Puncaknya adalah ketika Isyana menghadirkan semua anggota keluarga ke atas panggung. Tak hanya sekadar memperkenalkan mereka, Isyana pun bernyanyi bersama ayah, ibu, kakak dan suaminya. Sebuah lagu yang menurut Isyana penuh kenangan, “Java Jive” dari The Ink Spots, dibawakan dengan harmonis oleh keluarga bahagia tersebut.

“Dulu kita sering mendengar dan menyantikan lagu ini pas lagi pergi bareng-bareng naik mobil. Jadi kita menampilkannya hari ini,” kata Isyana.

Munculnya Eks Gitaris Megadeth Marty Friedman
Penampilan bersama keluarga menjadi salah satu sesi paling emosional bagi Isyana dan juga para penonton. Sepanjang itu, terdengar penonton tak henti-hentinya bersorak dan bertepuk tangan, kadang pula diiringi celetukan yang memuji betapa beruntungnya Isyana memiliki keluarga yang selalu mendukung dan berbahagia.

Tapi Isyana tak berhenti di sesi itu, karena masih ada sederet lagu yang harus dibawakannya. Dia kembali melibatkan Jakarta Concert Orchestra untuk membawakan lagu “Anganku Anganmu”, kemudian “Il Sogno”.

Lagu “Il Sogno” menjadi salah satu momen paling mengejutkan karena Isyana ternyata juga memboyong Deadsquad serta penyanyi legendaris Anggun C. Sasmi. Bersama-sama, mereka membakar arena Istora dengan hentakan keras musik metal yang berpadu permainan piano klasik. Kehadiran Jakarta Concert Orchestra pun membuat lagu ini terdengar kian megah.

Kolaborator yang paling tak terprediksi oleh penonton adalah Marty Friedman, gitaris legendaris yang dulunya dikenal sebagai gitaris utama band Megadeth. Sosok ini tiba-tiba muncul di atas panggung ketika Isyana membawakan nomor “My Mistery”. Kolaborasi ini agaknya momen langka, mengingat betapa ikonisnya sosok Marty Friedman.

Isyana sejatinya telah memberi ‘kode’ sebelum ini soal Marty Friedman.
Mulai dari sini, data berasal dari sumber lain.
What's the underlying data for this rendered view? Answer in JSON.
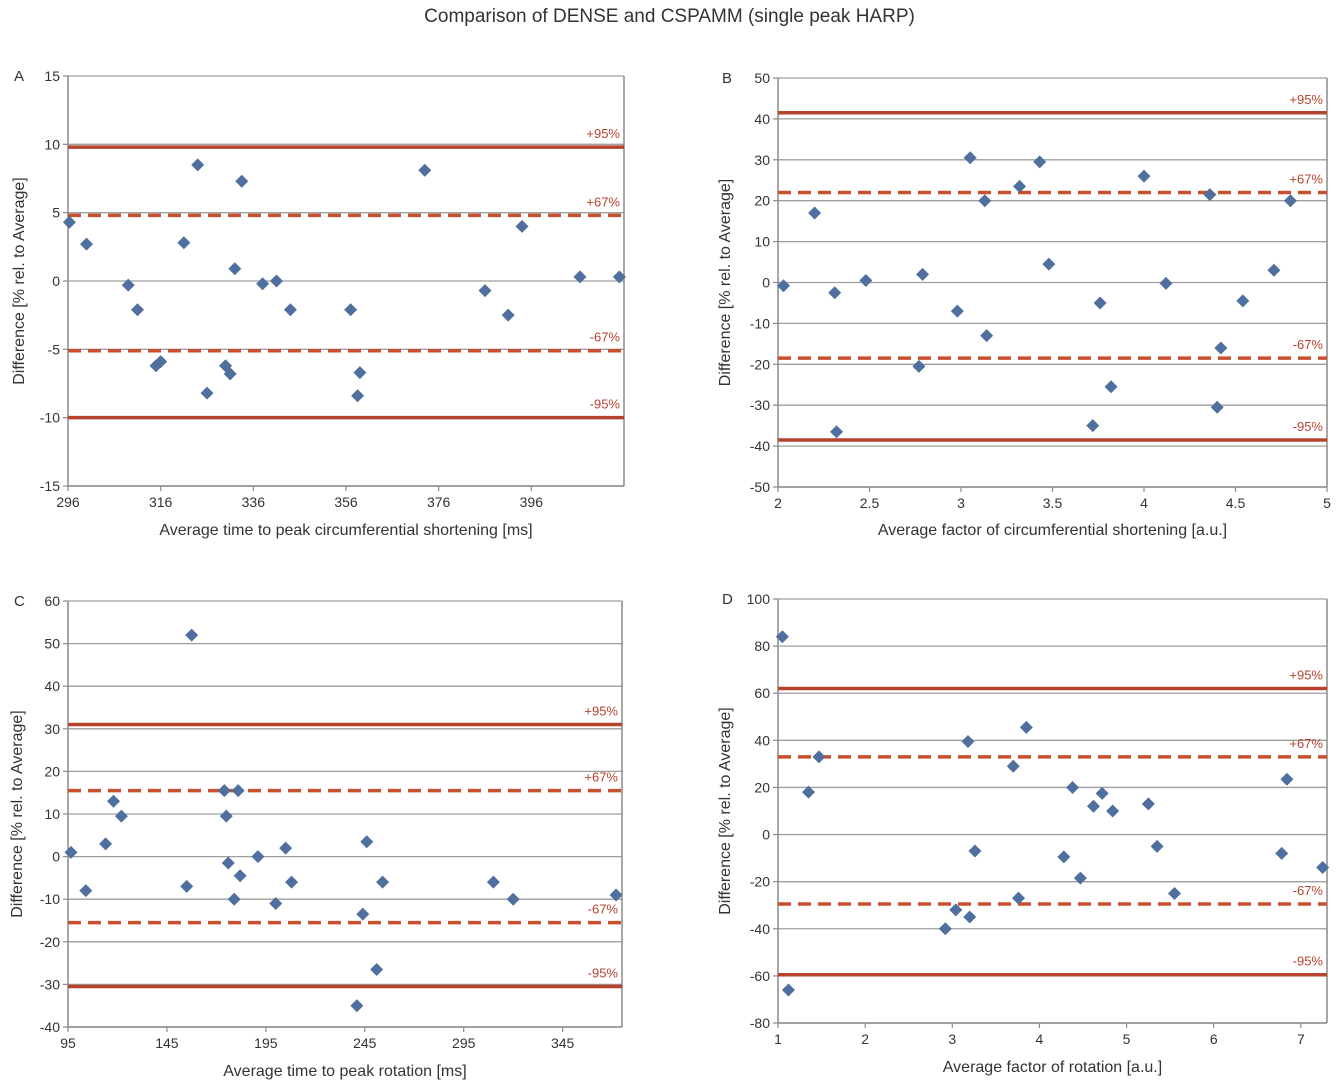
{
  "title": "Comparison of DENSE and CSPAMM (single peak HARP)",
  "colors": {
    "points": "#4f6f9e",
    "solid_line": "#b5432e",
    "dashed_line": "#c8502e",
    "grid": "#9e9e9e"
  },
  "chart_data": [
    {
      "panel": "A",
      "type": "scatter",
      "xlabel": "Average time to peak circumferential shortening [ms]",
      "ylabel": "Difference [% rel. to Average]",
      "xlim": [
        296,
        416
      ],
      "ylim": [
        -15,
        15
      ],
      "xticks": [
        296,
        316,
        336,
        356,
        376,
        396
      ],
      "yticks": [
        -15,
        -10,
        -5,
        0,
        5,
        10,
        15
      ],
      "grid": true,
      "reference_lines": [
        {
          "label": "+95%",
          "value": 9.8,
          "style": "solid"
        },
        {
          "label": "+67%",
          "value": 4.8,
          "style": "dashed"
        },
        {
          "label": "-67%",
          "value": -5.1,
          "style": "dashed"
        },
        {
          "label": "-95%",
          "value": -10,
          "style": "solid"
        }
      ],
      "points": [
        [
          296.3,
          4.3
        ],
        [
          300,
          2.7
        ],
        [
          309,
          -0.3
        ],
        [
          311,
          -2.1
        ],
        [
          315,
          -6.2
        ],
        [
          316,
          -5.9
        ],
        [
          321,
          2.8
        ],
        [
          324,
          8.5
        ],
        [
          326,
          -8.2
        ],
        [
          330,
          -6.2
        ],
        [
          331,
          -6.8
        ],
        [
          332,
          0.9
        ],
        [
          333.5,
          7.3
        ],
        [
          338,
          -0.2
        ],
        [
          341,
          0
        ],
        [
          344,
          -2.1
        ],
        [
          357,
          -2.1
        ],
        [
          358.5,
          -8.4
        ],
        [
          359,
          -6.7
        ],
        [
          373,
          8.1
        ],
        [
          386,
          -0.7
        ],
        [
          391,
          -2.5
        ],
        [
          394,
          4.0
        ],
        [
          406.5,
          0.3
        ],
        [
          415,
          0.3
        ]
      ]
    },
    {
      "panel": "B",
      "type": "scatter",
      "xlabel": "Average factor of circumferential shortening [a.u.]",
      "ylabel": "Difference [% rel. to Average]",
      "xlim": [
        2,
        5
      ],
      "ylim": [
        -50,
        50
      ],
      "xticks": [
        2,
        2.5,
        3,
        3.5,
        4,
        4.5,
        5
      ],
      "yticks": [
        -50,
        -40,
        -30,
        -20,
        -10,
        0,
        10,
        20,
        30,
        40,
        50
      ],
      "grid": true,
      "reference_lines": [
        {
          "label": "+95%",
          "value": 41.5,
          "style": "solid"
        },
        {
          "label": "+67%",
          "value": 22,
          "style": "dashed"
        },
        {
          "label": "-67%",
          "value": -18.5,
          "style": "dashed"
        },
        {
          "label": "-95%",
          "value": -38.5,
          "style": "solid"
        }
      ],
      "points": [
        [
          2.03,
          -0.8
        ],
        [
          2.2,
          17
        ],
        [
          2.31,
          -2.5
        ],
        [
          2.32,
          -36.5
        ],
        [
          2.48,
          0.5
        ],
        [
          2.77,
          -20.5
        ],
        [
          2.79,
          2
        ],
        [
          2.98,
          -7
        ],
        [
          3.05,
          30.5
        ],
        [
          3.13,
          20
        ],
        [
          3.14,
          -13
        ],
        [
          3.32,
          23.5
        ],
        [
          3.43,
          29.5
        ],
        [
          3.48,
          4.5
        ],
        [
          3.72,
          -35
        ],
        [
          3.76,
          -5
        ],
        [
          3.82,
          -25.5
        ],
        [
          4.0,
          26
        ],
        [
          4.12,
          -0.2
        ],
        [
          4.36,
          21.5
        ],
        [
          4.4,
          -30.5
        ],
        [
          4.42,
          -16
        ],
        [
          4.54,
          -4.5
        ],
        [
          4.71,
          3
        ],
        [
          4.8,
          20
        ]
      ]
    },
    {
      "panel": "C",
      "type": "scatter",
      "xlabel": "Average time to peak rotation [ms]",
      "ylabel": "Difference [% rel. to Average]",
      "xlim": [
        95,
        375
      ],
      "ylim": [
        -40,
        60
      ],
      "xticks": [
        95,
        145,
        195,
        245,
        295,
        345
      ],
      "yticks": [
        -40,
        -30,
        -20,
        -10,
        0,
        10,
        20,
        30,
        40,
        50,
        60
      ],
      "grid": true,
      "reference_lines": [
        {
          "label": "+95%",
          "value": 31,
          "style": "solid"
        },
        {
          "label": "+67%",
          "value": 15.5,
          "style": "dashed"
        },
        {
          "label": "-67%",
          "value": -15.5,
          "style": "dashed"
        },
        {
          "label": "-95%",
          "value": -30.5,
          "style": "solid"
        }
      ],
      "points": [
        [
          96.5,
          1
        ],
        [
          104,
          -8
        ],
        [
          114,
          3
        ],
        [
          118,
          13
        ],
        [
          122,
          9.5
        ],
        [
          155,
          -7
        ],
        [
          157.5,
          52
        ],
        [
          174,
          15.5
        ],
        [
          175,
          9.5
        ],
        [
          176,
          -1.5
        ],
        [
          179,
          -10
        ],
        [
          181,
          15.5
        ],
        [
          182,
          -4.5
        ],
        [
          191,
          0
        ],
        [
          200,
          -11
        ],
        [
          205,
          2
        ],
        [
          208,
          -6
        ],
        [
          241,
          -35
        ],
        [
          244,
          -13.5
        ],
        [
          246,
          3.5
        ],
        [
          251,
          -26.5
        ],
        [
          254,
          -6
        ],
        [
          310,
          -6
        ],
        [
          320,
          -10
        ],
        [
          372,
          -9
        ]
      ]
    },
    {
      "panel": "D",
      "type": "scatter",
      "xlabel": "Average factor of rotation [a.u.]",
      "ylabel": "Difference [% rel. to Average]",
      "xlim": [
        1,
        7.3
      ],
      "ylim": [
        -80,
        100
      ],
      "xticks": [
        1,
        2,
        3,
        4,
        5,
        6,
        7
      ],
      "yticks": [
        -80,
        -60,
        -40,
        -20,
        0,
        20,
        40,
        60,
        80,
        100
      ],
      "grid": true,
      "reference_lines": [
        {
          "label": "+95%",
          "value": 62,
          "style": "solid"
        },
        {
          "label": "+67%",
          "value": 33,
          "style": "dashed"
        },
        {
          "label": "-67%",
          "value": -29.5,
          "style": "dashed"
        },
        {
          "label": "-95%",
          "value": -59.5,
          "style": "solid"
        }
      ],
      "points": [
        [
          1.05,
          84
        ],
        [
          1.12,
          -66
        ],
        [
          1.35,
          18
        ],
        [
          1.47,
          33
        ],
        [
          2.92,
          -40
        ],
        [
          3.04,
          -32
        ],
        [
          3.18,
          39.5
        ],
        [
          3.2,
          -35
        ],
        [
          3.26,
          -7
        ],
        [
          3.7,
          29
        ],
        [
          3.76,
          -27
        ],
        [
          3.85,
          45.5
        ],
        [
          4.28,
          -9.5
        ],
        [
          4.38,
          20
        ],
        [
          4.47,
          -18.5
        ],
        [
          4.62,
          12
        ],
        [
          4.72,
          17.5
        ],
        [
          4.84,
          10
        ],
        [
          5.25,
          13
        ],
        [
          5.35,
          -5
        ],
        [
          5.55,
          -25
        ],
        [
          6.78,
          -8
        ],
        [
          6.84,
          23.5
        ],
        [
          7.25,
          -14
        ]
      ]
    }
  ]
}
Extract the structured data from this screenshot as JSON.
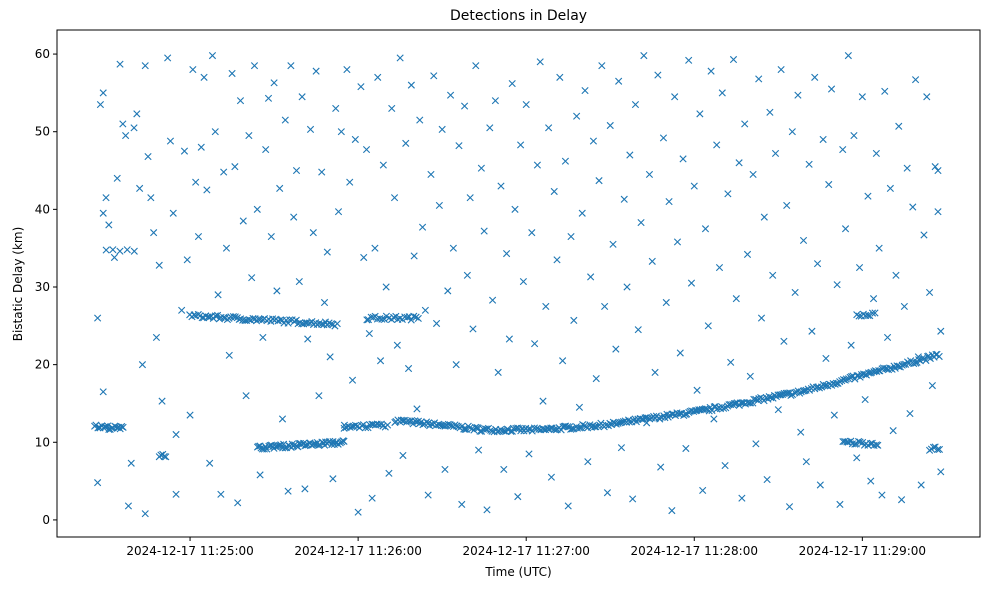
{
  "chart_data": {
    "type": "scatter",
    "title": "Detections in Delay",
    "xlabel": "Time (UTC)",
    "ylabel": "Bistatic Delay (km)",
    "x_unit": "seconds after 2024-12-17 11:24:00",
    "xlim": [
      12.5,
      342
    ],
    "ylim": [
      -2.2,
      63.1
    ],
    "xticks": [
      {
        "value": 60,
        "label": "2024-12-17 11:25:00"
      },
      {
        "value": 120,
        "label": "2024-12-17 11:26:00"
      },
      {
        "value": 180,
        "label": "2024-12-17 11:27:00"
      },
      {
        "value": 240,
        "label": "2024-12-17 11:28:00"
      },
      {
        "value": 300,
        "label": "2024-12-17 11:29:00"
      }
    ],
    "yticks": [
      {
        "value": 0,
        "label": "0"
      },
      {
        "value": 10,
        "label": "10"
      },
      {
        "value": 20,
        "label": "20"
      },
      {
        "value": 30,
        "label": "30"
      },
      {
        "value": 40,
        "label": "40"
      },
      {
        "value": 50,
        "label": "50"
      },
      {
        "value": 60,
        "label": "60"
      }
    ],
    "marker": "x",
    "color": "#1f77b4",
    "grid": false,
    "tracks": [
      {
        "t": [
          133,
          150,
          165,
          185,
          210,
          242,
          278,
          299,
          328
        ],
        "y": [
          12.8,
          12.2,
          11.6,
          11.6,
          12.3,
          14.0,
          16.5,
          18.5,
          21.3
        ],
        "step": 0.6
      },
      {
        "t": [
          60,
          113
        ],
        "y": [
          26.3,
          25.2
        ],
        "step": 0.7
      },
      {
        "t": [
          123,
          142
        ],
        "y": [
          26.0,
          26.0
        ],
        "step": 0.8
      },
      {
        "t": [
          298,
          305
        ],
        "y": [
          26.5,
          26.5
        ],
        "step": 0.8
      },
      {
        "t": [
          84,
          115
        ],
        "y": [
          9.3,
          10.0
        ],
        "step": 0.5
      },
      {
        "t": [
          293,
          306
        ],
        "y": [
          10.0,
          9.8
        ],
        "step": 0.7
      },
      {
        "t": [
          26,
          36
        ],
        "y": [
          12.0,
          11.8
        ],
        "step": 0.5
      },
      {
        "t": [
          115,
          131
        ],
        "y": [
          12.1,
          12.1
        ],
        "step": 0.7
      },
      {
        "t": [
          49,
          52
        ],
        "y": [
          8.2,
          8.2
        ],
        "step": 0.6
      },
      {
        "t": [
          324,
          328
        ],
        "y": [
          9.2,
          9.2
        ],
        "step": 0.7
      },
      {
        "t": [
          30,
          40
        ],
        "y": [
          34.8,
          34.8
        ],
        "step": 2.5
      }
    ],
    "points": [
      [
        27,
        26
      ],
      [
        28,
        53.5
      ],
      [
        29,
        55
      ],
      [
        30,
        41.5
      ],
      [
        29,
        39.5
      ],
      [
        31,
        38
      ],
      [
        27,
        4.8
      ],
      [
        29,
        16.5
      ],
      [
        33,
        33.8
      ],
      [
        34,
        44
      ],
      [
        35,
        58.7
      ],
      [
        36,
        51
      ],
      [
        37,
        49.5
      ],
      [
        38,
        1.8
      ],
      [
        39,
        7.3
      ],
      [
        40,
        50.5
      ],
      [
        41,
        52.3
      ],
      [
        42,
        42.7
      ],
      [
        43,
        20
      ],
      [
        44,
        0.8
      ],
      [
        44,
        58.5
      ],
      [
        45,
        46.8
      ],
      [
        46,
        41.5
      ],
      [
        47,
        37
      ],
      [
        48,
        23.5
      ],
      [
        49,
        32.8
      ],
      [
        50,
        15.3
      ],
      [
        52,
        59.5
      ],
      [
        53,
        48.8
      ],
      [
        54,
        39.5
      ],
      [
        55,
        11
      ],
      [
        55,
        3.3
      ],
      [
        57,
        27
      ],
      [
        58,
        47.5
      ],
      [
        59,
        33.5
      ],
      [
        60,
        13.5
      ],
      [
        61,
        58
      ],
      [
        62,
        43.5
      ],
      [
        63,
        36.5
      ],
      [
        64,
        48
      ],
      [
        65,
        57
      ],
      [
        66,
        42.5
      ],
      [
        67,
        7.3
      ],
      [
        68,
        59.8
      ],
      [
        69,
        50
      ],
      [
        70,
        29
      ],
      [
        71,
        3.3
      ],
      [
        72,
        44.8
      ],
      [
        73,
        35
      ],
      [
        74,
        21.2
      ],
      [
        75,
        57.5
      ],
      [
        76,
        45.5
      ],
      [
        77,
        2.2
      ],
      [
        78,
        54
      ],
      [
        79,
        38.5
      ],
      [
        80,
        16
      ],
      [
        81,
        49.5
      ],
      [
        82,
        31.2
      ],
      [
        83,
        58.5
      ],
      [
        84,
        40
      ],
      [
        85,
        5.8
      ],
      [
        86,
        23.5
      ],
      [
        87,
        47.7
      ],
      [
        88,
        54.3
      ],
      [
        89,
        36.5
      ],
      [
        90,
        56.3
      ],
      [
        91,
        29.5
      ],
      [
        92,
        42.7
      ],
      [
        93,
        13
      ],
      [
        94,
        51.5
      ],
      [
        95,
        3.7
      ],
      [
        96,
        58.5
      ],
      [
        97,
        39
      ],
      [
        98,
        45
      ],
      [
        99,
        30.7
      ],
      [
        100,
        54.5
      ],
      [
        101,
        4
      ],
      [
        102,
        23.3
      ],
      [
        103,
        50.3
      ],
      [
        104,
        37
      ],
      [
        105,
        57.8
      ],
      [
        106,
        16
      ],
      [
        107,
        44.8
      ],
      [
        108,
        28
      ],
      [
        109,
        34.5
      ],
      [
        110,
        21
      ],
      [
        111,
        5.3
      ],
      [
        112,
        53
      ],
      [
        113,
        39.7
      ],
      [
        114,
        50
      ],
      [
        115,
        11.8
      ],
      [
        116,
        58
      ],
      [
        117,
        43.5
      ],
      [
        118,
        18
      ],
      [
        119,
        49
      ],
      [
        120,
        1
      ],
      [
        121,
        55.8
      ],
      [
        122,
        33.8
      ],
      [
        123,
        47.7
      ],
      [
        124,
        24
      ],
      [
        125,
        2.8
      ],
      [
        126,
        35
      ],
      [
        127,
        57
      ],
      [
        128,
        20.5
      ],
      [
        129,
        45.7
      ],
      [
        130,
        30
      ],
      [
        131,
        6
      ],
      [
        132,
        53
      ],
      [
        133,
        41.5
      ],
      [
        134,
        22.5
      ],
      [
        135,
        59.5
      ],
      [
        136,
        8.3
      ],
      [
        137,
        48.5
      ],
      [
        138,
        19.5
      ],
      [
        139,
        56
      ],
      [
        140,
        34
      ],
      [
        141,
        14.3
      ],
      [
        142,
        51.5
      ],
      [
        143,
        37.7
      ],
      [
        144,
        27
      ],
      [
        145,
        3.2
      ],
      [
        146,
        44.5
      ],
      [
        147,
        57.2
      ],
      [
        148,
        25.3
      ],
      [
        149,
        40.5
      ],
      [
        150,
        50.3
      ],
      [
        151,
        6.5
      ],
      [
        152,
        29.5
      ],
      [
        153,
        54.7
      ],
      [
        154,
        35
      ],
      [
        155,
        20
      ],
      [
        156,
        48.2
      ],
      [
        157,
        2
      ],
      [
        158,
        53.3
      ],
      [
        159,
        31.5
      ],
      [
        160,
        41.5
      ],
      [
        161,
        24.6
      ],
      [
        162,
        58.5
      ],
      [
        163,
        9
      ],
      [
        164,
        45.3
      ],
      [
        165,
        37.2
      ],
      [
        166,
        1.3
      ],
      [
        167,
        50.5
      ],
      [
        168,
        28.3
      ],
      [
        169,
        54
      ],
      [
        170,
        19
      ],
      [
        171,
        43
      ],
      [
        172,
        6.5
      ],
      [
        173,
        34.3
      ],
      [
        174,
        23.3
      ],
      [
        175,
        56.2
      ],
      [
        176,
        40
      ],
      [
        177,
        3
      ],
      [
        178,
        48.3
      ],
      [
        179,
        30.7
      ],
      [
        180,
        53.5
      ],
      [
        181,
        8.5
      ],
      [
        182,
        37
      ],
      [
        183,
        22.7
      ],
      [
        184,
        45.7
      ],
      [
        185,
        59
      ],
      [
        186,
        15.3
      ],
      [
        187,
        27.5
      ],
      [
        188,
        50.5
      ],
      [
        189,
        5.5
      ],
      [
        190,
        42.3
      ],
      [
        191,
        33.5
      ],
      [
        192,
        57
      ],
      [
        193,
        20.5
      ],
      [
        194,
        46.2
      ],
      [
        195,
        1.8
      ],
      [
        196,
        36.5
      ],
      [
        197,
        25.7
      ],
      [
        198,
        52
      ],
      [
        199,
        14.5
      ],
      [
        200,
        39.5
      ],
      [
        201,
        55.3
      ],
      [
        202,
        7.5
      ],
      [
        203,
        31.3
      ],
      [
        204,
        48.8
      ],
      [
        205,
        18.2
      ],
      [
        206,
        43.7
      ],
      [
        207,
        58.5
      ],
      [
        208,
        27.5
      ],
      [
        209,
        3.5
      ],
      [
        210,
        50.8
      ],
      [
        211,
        35.5
      ],
      [
        212,
        22
      ],
      [
        213,
        56.5
      ],
      [
        214,
        9.3
      ],
      [
        215,
        41.3
      ],
      [
        216,
        30
      ],
      [
        217,
        47
      ],
      [
        218,
        2.7
      ],
      [
        219,
        53.5
      ],
      [
        220,
        24.5
      ],
      [
        221,
        38.3
      ],
      [
        222,
        59.8
      ],
      [
        223,
        12.5
      ],
      [
        224,
        44.5
      ],
      [
        225,
        33.3
      ],
      [
        226,
        19
      ],
      [
        227,
        57.3
      ],
      [
        228,
        6.8
      ],
      [
        229,
        49.2
      ],
      [
        230,
        28
      ],
      [
        231,
        41
      ],
      [
        232,
        1.2
      ],
      [
        233,
        54.5
      ],
      [
        234,
        35.8
      ],
      [
        235,
        21.5
      ],
      [
        236,
        46.5
      ],
      [
        237,
        9.2
      ],
      [
        238,
        59.2
      ],
      [
        239,
        30.5
      ],
      [
        240,
        43
      ],
      [
        241,
        16.7
      ],
      [
        242,
        52.3
      ],
      [
        243,
        3.8
      ],
      [
        244,
        37.5
      ],
      [
        245,
        25
      ],
      [
        246,
        57.8
      ],
      [
        247,
        13
      ],
      [
        248,
        48.3
      ],
      [
        249,
        32.5
      ],
      [
        250,
        55
      ],
      [
        251,
        7
      ],
      [
        252,
        42
      ],
      [
        253,
        20.3
      ],
      [
        254,
        59.3
      ],
      [
        255,
        28.5
      ],
      [
        256,
        46
      ],
      [
        257,
        2.8
      ],
      [
        258,
        51
      ],
      [
        259,
        34.2
      ],
      [
        260,
        18.5
      ],
      [
        261,
        44.5
      ],
      [
        262,
        9.8
      ],
      [
        263,
        56.8
      ],
      [
        264,
        26
      ],
      [
        265,
        39
      ],
      [
        266,
        5.2
      ],
      [
        267,
        52.5
      ],
      [
        268,
        31.5
      ],
      [
        269,
        47.2
      ],
      [
        270,
        14.2
      ],
      [
        271,
        58
      ],
      [
        272,
        23
      ],
      [
        273,
        40.5
      ],
      [
        274,
        1.7
      ],
      [
        275,
        50
      ],
      [
        276,
        29.3
      ],
      [
        277,
        54.7
      ],
      [
        278,
        11.3
      ],
      [
        279,
        36
      ],
      [
        280,
        7.5
      ],
      [
        281,
        45.8
      ],
      [
        282,
        24.3
      ],
      [
        283,
        57
      ],
      [
        284,
        33
      ],
      [
        285,
        4.5
      ],
      [
        286,
        49
      ],
      [
        287,
        20.8
      ],
      [
        288,
        43.2
      ],
      [
        289,
        55.5
      ],
      [
        290,
        13.5
      ],
      [
        291,
        30.3
      ],
      [
        292,
        2
      ],
      [
        293,
        47.7
      ],
      [
        294,
        37.5
      ],
      [
        295,
        59.8
      ],
      [
        296,
        22.5
      ],
      [
        297,
        49.5
      ],
      [
        298,
        8
      ],
      [
        299,
        32.5
      ],
      [
        300,
        54.5
      ],
      [
        301,
        15.5
      ],
      [
        302,
        41.7
      ],
      [
        303,
        5
      ],
      [
        304,
        28.5
      ],
      [
        305,
        47.2
      ],
      [
        306,
        35
      ],
      [
        307,
        3.2
      ],
      [
        308,
        55.2
      ],
      [
        309,
        23.5
      ],
      [
        310,
        42.7
      ],
      [
        311,
        11.5
      ],
      [
        312,
        31.5
      ],
      [
        313,
        50.7
      ],
      [
        314,
        2.6
      ],
      [
        315,
        27.5
      ],
      [
        316,
        45.3
      ],
      [
        317,
        13.7
      ],
      [
        318,
        40.3
      ],
      [
        319,
        56.7
      ],
      [
        320,
        21
      ],
      [
        321,
        4.5
      ],
      [
        322,
        36.7
      ],
      [
        323,
        54.5
      ],
      [
        324,
        29.3
      ],
      [
        325,
        17.3
      ],
      [
        326,
        45.5
      ],
      [
        327,
        39.7
      ],
      [
        328,
        6.2
      ],
      [
        328,
        24.3
      ],
      [
        327,
        45
      ]
    ]
  }
}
Beberapa hari sebelum konser, dia merilis versi baru “My Mistery” yang memang melibatkan langsung sang gitaris.

Tensi tinggi musik “My Mistery” menjaga antusiasme penonton mengikuti satu demi satu lagu Isyana selanjutnya. Sang penyanyi masih memiliki dua nomor lagu, yakni “Pendekar Cahaya” dan “Under God’s Plan”, sebelum akhirnya membawakan “Lexicon” sebagai nomor pamungkas.

Penonton bersorak riuh-rendah, tak hendak cepat-cepat beranjak ketika lampu panggung dipadamkan.